Tra gli obiettivi principali della nuova normativa ci sono l’incremento del recupero e della donazione delle eccedenze alimentari, con priorità della loro destinazione per assistenza agli indigenti. Allo stesso tempo si favorisce il recupero di prodotti farmaceutici. Previsti inoltre sgravi fiscali per le imprese che regaleranno cibo o medicine invece che gettarle. In particolare i Comuni possono ridurre le tasse sui rifiuti alle imprese che decidono di donare alimenti ai bisognosi. Con questa nuova normativa viene poi incentivato l’uso del ‘family bag’ per portarsi a casa gli avanzi del ristorante evitando così che il cibo cucinato finisca in pattumiera. Si favorisce infine l’opera delle associazioni che raccolgono dai negozianti i prodotti alimentari a fine giornata.

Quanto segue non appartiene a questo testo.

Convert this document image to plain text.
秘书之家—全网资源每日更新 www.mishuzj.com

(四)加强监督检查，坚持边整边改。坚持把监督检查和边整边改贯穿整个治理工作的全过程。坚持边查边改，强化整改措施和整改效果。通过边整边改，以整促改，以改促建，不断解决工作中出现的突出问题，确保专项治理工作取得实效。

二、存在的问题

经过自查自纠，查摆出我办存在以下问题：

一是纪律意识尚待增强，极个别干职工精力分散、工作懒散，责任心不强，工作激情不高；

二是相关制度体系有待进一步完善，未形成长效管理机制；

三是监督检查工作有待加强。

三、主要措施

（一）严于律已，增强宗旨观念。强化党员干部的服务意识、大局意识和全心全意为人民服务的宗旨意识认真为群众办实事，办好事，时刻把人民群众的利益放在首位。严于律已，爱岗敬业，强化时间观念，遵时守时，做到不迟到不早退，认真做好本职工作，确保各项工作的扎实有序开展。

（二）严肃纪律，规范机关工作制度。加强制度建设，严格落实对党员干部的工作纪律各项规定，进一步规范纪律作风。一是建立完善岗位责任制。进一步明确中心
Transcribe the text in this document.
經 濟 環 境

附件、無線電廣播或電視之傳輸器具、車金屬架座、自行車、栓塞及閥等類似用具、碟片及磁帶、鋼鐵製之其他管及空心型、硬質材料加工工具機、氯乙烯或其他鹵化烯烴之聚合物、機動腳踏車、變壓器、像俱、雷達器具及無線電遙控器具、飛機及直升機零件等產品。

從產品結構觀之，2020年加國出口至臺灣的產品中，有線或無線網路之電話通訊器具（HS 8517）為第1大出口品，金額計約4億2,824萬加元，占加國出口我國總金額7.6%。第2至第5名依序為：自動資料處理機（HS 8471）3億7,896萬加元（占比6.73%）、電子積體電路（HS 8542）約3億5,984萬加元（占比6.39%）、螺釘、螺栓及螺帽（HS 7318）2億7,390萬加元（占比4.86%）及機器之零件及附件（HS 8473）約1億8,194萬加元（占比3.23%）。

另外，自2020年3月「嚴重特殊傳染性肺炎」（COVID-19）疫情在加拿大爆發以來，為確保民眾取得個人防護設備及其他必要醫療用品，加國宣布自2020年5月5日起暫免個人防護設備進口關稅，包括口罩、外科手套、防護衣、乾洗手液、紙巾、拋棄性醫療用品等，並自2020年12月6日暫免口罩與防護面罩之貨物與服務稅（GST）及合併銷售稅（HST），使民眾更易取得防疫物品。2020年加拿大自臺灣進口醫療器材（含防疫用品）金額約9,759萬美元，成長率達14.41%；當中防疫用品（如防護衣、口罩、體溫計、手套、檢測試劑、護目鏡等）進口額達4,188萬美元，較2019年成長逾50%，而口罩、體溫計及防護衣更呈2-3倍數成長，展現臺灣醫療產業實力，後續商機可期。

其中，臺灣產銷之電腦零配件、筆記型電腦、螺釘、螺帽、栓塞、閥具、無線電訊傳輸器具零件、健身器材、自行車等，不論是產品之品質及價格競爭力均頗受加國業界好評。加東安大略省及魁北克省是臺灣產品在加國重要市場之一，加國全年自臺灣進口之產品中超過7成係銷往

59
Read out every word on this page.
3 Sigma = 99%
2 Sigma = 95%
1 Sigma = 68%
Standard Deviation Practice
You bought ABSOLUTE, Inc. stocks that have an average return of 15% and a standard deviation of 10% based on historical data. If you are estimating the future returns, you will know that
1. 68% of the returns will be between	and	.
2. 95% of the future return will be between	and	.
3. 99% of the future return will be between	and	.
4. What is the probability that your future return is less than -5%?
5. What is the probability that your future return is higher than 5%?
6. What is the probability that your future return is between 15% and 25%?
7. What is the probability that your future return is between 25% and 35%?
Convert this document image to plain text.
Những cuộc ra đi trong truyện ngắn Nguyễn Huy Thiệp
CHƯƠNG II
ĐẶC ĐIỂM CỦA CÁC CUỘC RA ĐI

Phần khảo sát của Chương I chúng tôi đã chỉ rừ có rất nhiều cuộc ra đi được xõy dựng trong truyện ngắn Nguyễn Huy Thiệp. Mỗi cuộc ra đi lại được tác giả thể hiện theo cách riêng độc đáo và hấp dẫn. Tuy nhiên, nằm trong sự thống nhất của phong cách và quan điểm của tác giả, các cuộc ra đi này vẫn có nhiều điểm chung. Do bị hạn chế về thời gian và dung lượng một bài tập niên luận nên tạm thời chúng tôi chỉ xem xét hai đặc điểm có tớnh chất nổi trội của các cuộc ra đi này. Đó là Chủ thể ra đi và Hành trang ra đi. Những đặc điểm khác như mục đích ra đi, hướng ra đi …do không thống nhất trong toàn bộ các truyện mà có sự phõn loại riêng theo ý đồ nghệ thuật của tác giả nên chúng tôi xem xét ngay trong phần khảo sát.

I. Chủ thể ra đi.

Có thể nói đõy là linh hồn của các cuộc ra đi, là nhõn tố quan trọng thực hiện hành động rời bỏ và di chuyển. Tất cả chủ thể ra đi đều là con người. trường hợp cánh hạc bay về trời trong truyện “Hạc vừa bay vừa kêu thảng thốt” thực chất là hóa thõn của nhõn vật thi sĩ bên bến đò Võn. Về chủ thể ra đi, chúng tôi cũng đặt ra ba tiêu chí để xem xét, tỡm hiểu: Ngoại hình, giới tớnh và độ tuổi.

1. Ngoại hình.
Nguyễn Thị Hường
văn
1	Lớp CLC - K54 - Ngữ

La normativa introdotta è certamente un primo passo ma se è vero, come ha ricordato Matteo Guidi, direttore di Last Minute Market, che “il 50% dello spreco alimentare è domestico”, è chiaro che bisogna concentrarci più sull’aiuto da dare al consumatore”. Per Guidi “noi sprechiamo per tre motivi: perché la filiera è complessa, il cibo è deperibile e difficile da conservare e perché non ci sono comportamenti virtuosi”.
L’importanza delle normative appena introdotte in Italia è stata sottolineata anche dal Generale Claudio Vincelli, Comandante dei Carabinieri per la Tutela della Salute, secondo il quale “è necessaria un’attenzione particolare quando si parla di cibo o di medicinali”.
Un plauso alla legge appena introdotta è arrivato anche da Marco Lucchini, direttore generale della Fondazione Banco Alimentare. “Questa legge – ha spiegato Lucchini – ha raggruppato le varie norme relative alle donazioni di cibo e l’ha fatta diventare un’isola solida e grande su cui si possono costruire grattacieli”.
Per Francesco Marsico, responsabile area nazionale di Caritas, “in assenza di una legge nazionale di contrasto alla povertà il cibo oltre ad essere un dono è anche un reddito e un mezzo di relazione solidale”.